Actualités 1 minute 25 mars 2020

Le quotidien des chefs confinés : Michel Troisgros

Contraints par les ordres de confinement, les chefs, habitués à vivre à toute allure, se retrouvent au chômage technique. Nous leur avons demandé comment ils occupaient leur temps libre. Aujourd’hui, Michel Troisgros, chef du Bois sans Feuilles, à Ouches.

"On hiberne, comme les escargots pendant les jours froids. On jardine un peu, à tour de rôle, pour ne pas se croiser : on se fait des signes de loin pour se passer le relais ! Il va falloir s'y habituer, on n'a pas le choix. Pour éviter de propager le virus, la fermeture des restaurants était indispensable. Notre métier consiste à accueillir, à recevoir à table, c'est incompatible avec la circulation d'un tel virus. On pense au risque pour nous, pour nos clients. Avant même que le décret gouvernemental tombe, on avait pris la décision de fermer. Psychologiquement, on avait un petit coup d'avance.

On sous-estime peut-être encore ce virus. J'ai le sentiment personnel d'être encore un peu naïf, un peu léger avec ça. Il y a un contraste saisissant entre ce qu'on nous impose d'être, avec cette menace latente, et ce qu'on voit dehors, le fleurissement magnifique de notre campagne sous nos yeux. C'est presque indécent, décalé, c'est très curieux.

“Toujours plus de voyages, toujours plus de biens, de consommation... On peut voir cette épidémie comme un signal de nous calmer un peu.”
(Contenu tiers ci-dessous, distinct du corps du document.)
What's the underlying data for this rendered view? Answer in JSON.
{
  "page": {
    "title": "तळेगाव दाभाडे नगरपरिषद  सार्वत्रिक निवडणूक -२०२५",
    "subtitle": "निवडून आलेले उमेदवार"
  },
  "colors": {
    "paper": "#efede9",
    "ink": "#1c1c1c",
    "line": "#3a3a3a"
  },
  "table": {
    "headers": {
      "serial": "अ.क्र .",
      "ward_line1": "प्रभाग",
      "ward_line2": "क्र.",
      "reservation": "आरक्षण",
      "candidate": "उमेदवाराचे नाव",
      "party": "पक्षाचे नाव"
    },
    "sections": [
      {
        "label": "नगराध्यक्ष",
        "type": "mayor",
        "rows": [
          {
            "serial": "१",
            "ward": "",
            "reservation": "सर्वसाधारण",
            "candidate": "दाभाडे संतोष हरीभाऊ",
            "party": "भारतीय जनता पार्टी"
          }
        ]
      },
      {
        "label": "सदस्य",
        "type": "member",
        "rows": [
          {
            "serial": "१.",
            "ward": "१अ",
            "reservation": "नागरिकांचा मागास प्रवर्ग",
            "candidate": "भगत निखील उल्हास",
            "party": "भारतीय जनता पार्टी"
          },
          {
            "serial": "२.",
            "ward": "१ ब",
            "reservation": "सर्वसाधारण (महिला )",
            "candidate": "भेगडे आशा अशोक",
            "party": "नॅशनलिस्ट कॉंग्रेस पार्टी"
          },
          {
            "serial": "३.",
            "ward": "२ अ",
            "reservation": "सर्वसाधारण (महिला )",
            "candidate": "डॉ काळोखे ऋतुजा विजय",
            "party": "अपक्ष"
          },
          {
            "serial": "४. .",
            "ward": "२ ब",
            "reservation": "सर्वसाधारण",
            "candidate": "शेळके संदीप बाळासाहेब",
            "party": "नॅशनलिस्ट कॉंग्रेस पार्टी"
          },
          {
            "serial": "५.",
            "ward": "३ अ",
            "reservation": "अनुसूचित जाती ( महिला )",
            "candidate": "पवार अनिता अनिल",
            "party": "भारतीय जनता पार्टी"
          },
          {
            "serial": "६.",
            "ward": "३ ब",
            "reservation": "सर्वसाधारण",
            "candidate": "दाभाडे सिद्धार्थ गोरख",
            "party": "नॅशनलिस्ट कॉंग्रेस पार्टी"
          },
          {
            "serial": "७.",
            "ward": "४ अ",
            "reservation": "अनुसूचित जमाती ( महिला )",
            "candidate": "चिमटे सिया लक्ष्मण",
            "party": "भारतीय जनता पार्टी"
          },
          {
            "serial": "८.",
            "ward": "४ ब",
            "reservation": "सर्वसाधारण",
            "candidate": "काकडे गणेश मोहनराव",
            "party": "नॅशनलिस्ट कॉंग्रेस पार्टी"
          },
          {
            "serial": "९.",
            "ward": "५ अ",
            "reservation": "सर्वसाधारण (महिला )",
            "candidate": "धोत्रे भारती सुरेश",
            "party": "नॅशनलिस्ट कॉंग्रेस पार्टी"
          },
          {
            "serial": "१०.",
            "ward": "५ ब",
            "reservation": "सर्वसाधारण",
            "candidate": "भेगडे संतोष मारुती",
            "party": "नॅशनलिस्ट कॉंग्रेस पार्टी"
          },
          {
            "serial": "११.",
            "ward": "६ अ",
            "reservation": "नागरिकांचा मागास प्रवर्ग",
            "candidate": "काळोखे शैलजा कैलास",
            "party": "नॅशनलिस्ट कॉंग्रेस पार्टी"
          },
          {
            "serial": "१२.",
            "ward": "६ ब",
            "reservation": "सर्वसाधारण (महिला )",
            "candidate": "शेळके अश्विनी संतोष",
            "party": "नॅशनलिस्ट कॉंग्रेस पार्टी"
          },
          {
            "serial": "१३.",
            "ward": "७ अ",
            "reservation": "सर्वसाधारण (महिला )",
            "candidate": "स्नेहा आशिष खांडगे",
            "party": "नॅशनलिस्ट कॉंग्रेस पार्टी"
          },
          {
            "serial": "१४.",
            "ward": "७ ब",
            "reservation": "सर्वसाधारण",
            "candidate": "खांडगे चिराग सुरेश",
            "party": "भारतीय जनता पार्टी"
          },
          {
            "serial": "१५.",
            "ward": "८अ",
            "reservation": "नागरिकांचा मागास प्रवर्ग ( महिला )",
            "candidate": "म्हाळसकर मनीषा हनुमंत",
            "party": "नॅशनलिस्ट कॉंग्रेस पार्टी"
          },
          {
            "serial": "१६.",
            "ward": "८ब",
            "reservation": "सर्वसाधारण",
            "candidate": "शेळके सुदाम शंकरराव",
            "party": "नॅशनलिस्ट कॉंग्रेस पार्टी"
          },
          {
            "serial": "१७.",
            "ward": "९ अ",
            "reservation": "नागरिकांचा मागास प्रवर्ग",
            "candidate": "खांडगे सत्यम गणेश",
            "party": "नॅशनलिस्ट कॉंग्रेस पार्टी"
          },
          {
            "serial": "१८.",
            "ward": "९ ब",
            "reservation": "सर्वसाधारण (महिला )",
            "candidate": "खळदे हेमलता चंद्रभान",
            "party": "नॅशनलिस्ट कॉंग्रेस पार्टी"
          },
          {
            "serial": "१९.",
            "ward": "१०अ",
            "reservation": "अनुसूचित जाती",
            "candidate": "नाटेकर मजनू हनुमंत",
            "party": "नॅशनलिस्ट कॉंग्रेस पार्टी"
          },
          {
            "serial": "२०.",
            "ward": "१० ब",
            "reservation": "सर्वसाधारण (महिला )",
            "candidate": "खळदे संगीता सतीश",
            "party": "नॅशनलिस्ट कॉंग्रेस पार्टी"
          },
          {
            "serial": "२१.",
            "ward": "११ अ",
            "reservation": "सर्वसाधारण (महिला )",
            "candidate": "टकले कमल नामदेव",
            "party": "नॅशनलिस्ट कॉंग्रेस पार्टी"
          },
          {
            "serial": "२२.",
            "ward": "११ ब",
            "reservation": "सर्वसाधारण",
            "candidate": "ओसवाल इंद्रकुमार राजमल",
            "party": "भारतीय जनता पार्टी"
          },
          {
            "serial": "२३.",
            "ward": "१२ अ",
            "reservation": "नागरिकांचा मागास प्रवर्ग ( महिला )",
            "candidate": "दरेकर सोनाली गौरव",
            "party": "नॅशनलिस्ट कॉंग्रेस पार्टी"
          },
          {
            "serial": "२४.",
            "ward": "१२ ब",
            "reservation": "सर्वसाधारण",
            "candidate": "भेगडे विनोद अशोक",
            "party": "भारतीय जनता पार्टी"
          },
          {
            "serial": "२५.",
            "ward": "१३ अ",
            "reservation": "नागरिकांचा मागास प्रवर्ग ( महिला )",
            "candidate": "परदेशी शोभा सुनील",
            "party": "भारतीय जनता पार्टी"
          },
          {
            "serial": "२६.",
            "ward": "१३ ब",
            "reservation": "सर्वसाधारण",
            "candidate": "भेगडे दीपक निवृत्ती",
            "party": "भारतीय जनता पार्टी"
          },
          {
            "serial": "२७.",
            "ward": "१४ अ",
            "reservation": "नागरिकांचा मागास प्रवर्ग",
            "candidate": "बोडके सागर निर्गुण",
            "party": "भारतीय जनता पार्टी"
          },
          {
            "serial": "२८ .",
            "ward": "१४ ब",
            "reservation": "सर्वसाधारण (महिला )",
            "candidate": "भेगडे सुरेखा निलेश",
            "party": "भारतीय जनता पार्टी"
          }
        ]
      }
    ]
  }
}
Cette situation est tellement inédite qu'elle est difficile à décrire. D'un point de vue économique, l'impact va dépendre de la durée de confinement et de la façon dont le gouvernement va épauler les entreprises. Nous, entrepreneurs, on peut tenir quelque temps. Certains, les plus petits, auront davantage besoin d'aide que d'autres. Je pense en particulier aux producteurs, maraîchers, pêcheurs, bouchers, commerçants, charcutiers… Comment se passera la reprise ensuite ? Je n'en sais rien du tout. On s'adaptera. J'ai lu que les grandes surfaces commençaient à manquer de produits importés, qu'ils se tournent déjà vers les ressources du territoire. Est-ce que c'est pas quelque chose qui peut s'installer pour de bon ? C'est une note d'espoir.
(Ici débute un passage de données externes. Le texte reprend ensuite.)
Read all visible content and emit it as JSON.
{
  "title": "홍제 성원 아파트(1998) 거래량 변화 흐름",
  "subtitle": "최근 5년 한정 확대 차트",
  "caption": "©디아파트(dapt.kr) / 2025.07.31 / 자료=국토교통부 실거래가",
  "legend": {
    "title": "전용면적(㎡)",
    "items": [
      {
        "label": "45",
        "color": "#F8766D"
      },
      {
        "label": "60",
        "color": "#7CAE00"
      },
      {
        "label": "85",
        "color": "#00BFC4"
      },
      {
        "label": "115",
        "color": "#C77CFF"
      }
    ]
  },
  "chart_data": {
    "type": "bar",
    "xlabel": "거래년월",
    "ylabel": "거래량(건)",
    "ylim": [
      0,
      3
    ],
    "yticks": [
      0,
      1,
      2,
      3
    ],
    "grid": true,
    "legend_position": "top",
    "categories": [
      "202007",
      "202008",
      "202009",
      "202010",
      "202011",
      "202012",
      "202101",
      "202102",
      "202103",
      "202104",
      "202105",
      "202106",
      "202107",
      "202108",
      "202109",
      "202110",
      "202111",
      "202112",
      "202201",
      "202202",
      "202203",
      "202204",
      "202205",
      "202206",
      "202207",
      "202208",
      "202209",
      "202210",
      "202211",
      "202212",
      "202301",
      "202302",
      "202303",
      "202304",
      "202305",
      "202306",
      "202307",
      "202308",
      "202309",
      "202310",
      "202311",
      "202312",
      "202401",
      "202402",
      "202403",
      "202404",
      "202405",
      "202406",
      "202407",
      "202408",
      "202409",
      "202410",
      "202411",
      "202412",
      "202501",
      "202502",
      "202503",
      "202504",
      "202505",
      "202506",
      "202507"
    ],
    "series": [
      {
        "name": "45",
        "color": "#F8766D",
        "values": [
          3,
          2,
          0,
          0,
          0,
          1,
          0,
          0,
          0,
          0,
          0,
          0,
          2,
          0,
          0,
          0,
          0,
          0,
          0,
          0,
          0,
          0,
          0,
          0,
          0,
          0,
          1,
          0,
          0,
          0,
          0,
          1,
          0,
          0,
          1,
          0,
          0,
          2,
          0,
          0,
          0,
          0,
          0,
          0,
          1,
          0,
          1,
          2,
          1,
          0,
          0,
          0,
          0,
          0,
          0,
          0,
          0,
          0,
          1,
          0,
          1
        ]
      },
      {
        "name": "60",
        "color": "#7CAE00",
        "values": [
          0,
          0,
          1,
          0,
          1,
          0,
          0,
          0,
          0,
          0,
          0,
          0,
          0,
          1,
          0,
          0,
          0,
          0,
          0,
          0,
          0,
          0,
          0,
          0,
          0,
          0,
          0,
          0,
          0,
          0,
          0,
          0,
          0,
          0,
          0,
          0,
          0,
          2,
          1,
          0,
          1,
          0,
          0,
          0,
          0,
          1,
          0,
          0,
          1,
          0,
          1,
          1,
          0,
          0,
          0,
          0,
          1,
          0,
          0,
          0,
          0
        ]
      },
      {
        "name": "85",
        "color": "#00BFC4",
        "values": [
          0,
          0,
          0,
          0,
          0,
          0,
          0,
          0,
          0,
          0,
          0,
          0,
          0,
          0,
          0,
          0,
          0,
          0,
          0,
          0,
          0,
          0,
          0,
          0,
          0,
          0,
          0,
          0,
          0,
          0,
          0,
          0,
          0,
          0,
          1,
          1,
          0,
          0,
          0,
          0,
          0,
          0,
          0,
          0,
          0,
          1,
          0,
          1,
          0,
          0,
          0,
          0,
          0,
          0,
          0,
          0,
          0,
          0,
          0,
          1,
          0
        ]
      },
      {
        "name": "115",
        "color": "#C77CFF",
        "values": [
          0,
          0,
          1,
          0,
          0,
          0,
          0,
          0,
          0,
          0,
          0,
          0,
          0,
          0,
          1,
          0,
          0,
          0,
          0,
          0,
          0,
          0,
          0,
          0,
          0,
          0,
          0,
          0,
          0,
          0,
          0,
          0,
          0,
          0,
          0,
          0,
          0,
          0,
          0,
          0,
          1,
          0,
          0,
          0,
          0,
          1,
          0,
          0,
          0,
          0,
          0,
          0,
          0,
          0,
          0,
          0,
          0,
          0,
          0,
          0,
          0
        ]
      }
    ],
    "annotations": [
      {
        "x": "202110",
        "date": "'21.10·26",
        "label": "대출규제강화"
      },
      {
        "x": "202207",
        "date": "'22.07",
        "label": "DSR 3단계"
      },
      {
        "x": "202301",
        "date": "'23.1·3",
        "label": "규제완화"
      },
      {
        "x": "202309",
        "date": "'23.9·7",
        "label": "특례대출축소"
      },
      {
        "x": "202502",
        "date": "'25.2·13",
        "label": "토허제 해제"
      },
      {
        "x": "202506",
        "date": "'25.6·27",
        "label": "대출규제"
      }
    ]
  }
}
Ça fait quelques années qu'on sent un malaise latent. Quelque chose qui ne tourne pas rond sur la planète. Est-ce qu'on a pris des mauvais chemins, les uns et les autres ? L'excès de tout est peut-être un mal dont il faut guérir. Toujours plus de voyages, toujours plus de biens, de consommation... On peut voir cette épidémie comme un signal de nous calmer un peu. Est-ce qu'on va retomber dans ces travers aussitôt le virus passé ? En tout cas ça nous oblige à y réfléchir. Si tout cela peut nous aider à être un peu moins égoïstes, un peu plus modestes, ce sera un bienfait".

Michel Troisgros est le chef du restaurant Troisgros - Le Bois sans Feuilles, à Ouches.